I wince, but I understand.

“I’ve hated my mother every minute of my life for taking me away from this place, even though I had no idea what it was, what we are.”

“I remember your mother.” Emma tells me, a soft hand on mine, “She was beautiful, but sad. Always so sad. I dream about you too, and her—telling us to run away. I don’t hate you, Finn.” She smiles and puts her hands to my face. Her kiss is light, tender.

“I think it all means that they were right.” The words start coming more easily, more confidently. “Not that we were destined to be here, but that we have always been together. Raigan said we were joined. That I could see through your eyes. That we’re connected beyond anything my mother, or Simon, or anybody else could understand.”

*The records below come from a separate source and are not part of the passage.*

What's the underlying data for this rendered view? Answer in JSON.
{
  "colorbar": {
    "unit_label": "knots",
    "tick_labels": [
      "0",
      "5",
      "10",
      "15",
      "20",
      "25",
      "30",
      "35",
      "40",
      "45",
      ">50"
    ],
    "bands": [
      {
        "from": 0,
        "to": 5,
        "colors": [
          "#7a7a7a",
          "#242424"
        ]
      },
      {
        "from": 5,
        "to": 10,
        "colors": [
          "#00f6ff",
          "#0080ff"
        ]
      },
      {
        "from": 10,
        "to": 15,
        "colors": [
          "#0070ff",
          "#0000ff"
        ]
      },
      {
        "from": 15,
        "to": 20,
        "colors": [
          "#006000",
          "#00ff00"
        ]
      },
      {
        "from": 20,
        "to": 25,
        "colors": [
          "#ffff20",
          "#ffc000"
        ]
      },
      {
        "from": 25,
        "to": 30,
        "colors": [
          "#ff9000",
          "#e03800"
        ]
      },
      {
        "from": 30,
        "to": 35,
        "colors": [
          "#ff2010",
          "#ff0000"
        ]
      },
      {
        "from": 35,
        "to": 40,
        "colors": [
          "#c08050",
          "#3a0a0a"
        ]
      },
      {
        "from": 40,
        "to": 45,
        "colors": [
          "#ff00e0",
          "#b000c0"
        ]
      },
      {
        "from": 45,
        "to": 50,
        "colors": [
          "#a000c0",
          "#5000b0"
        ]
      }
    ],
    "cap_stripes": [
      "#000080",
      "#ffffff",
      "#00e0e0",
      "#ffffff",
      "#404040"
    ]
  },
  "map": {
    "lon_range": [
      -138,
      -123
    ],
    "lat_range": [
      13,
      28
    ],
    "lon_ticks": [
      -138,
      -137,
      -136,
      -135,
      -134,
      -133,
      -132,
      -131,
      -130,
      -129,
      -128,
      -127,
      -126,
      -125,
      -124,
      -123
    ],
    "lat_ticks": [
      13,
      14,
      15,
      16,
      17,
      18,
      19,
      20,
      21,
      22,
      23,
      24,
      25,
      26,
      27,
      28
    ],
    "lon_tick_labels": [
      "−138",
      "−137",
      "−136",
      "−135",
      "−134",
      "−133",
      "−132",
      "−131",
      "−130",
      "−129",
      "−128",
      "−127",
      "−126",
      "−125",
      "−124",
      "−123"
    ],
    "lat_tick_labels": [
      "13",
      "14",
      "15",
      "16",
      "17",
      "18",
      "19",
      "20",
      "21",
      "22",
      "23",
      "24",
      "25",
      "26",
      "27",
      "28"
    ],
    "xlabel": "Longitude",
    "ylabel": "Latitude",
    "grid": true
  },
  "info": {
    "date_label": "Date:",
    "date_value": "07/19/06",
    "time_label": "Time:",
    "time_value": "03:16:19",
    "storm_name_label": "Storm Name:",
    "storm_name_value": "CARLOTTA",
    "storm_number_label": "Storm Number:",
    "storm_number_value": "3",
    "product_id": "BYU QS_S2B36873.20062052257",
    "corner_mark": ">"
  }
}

I put my arms around her, feeling closer to this woman than I have to anyone in my life.

And we fall into it.

Savage and natural, fierce and passionate, the room swirling as we melt into each other. As we merge our bodies and our minds and our fates. Her body gives way to mine, and mine to her, and we come together, in the cascade of moonlight, howling together with the fury of our family exploding in our blood.

The king and queen of the moonlight. Lovers of the night. Warriors of the moon.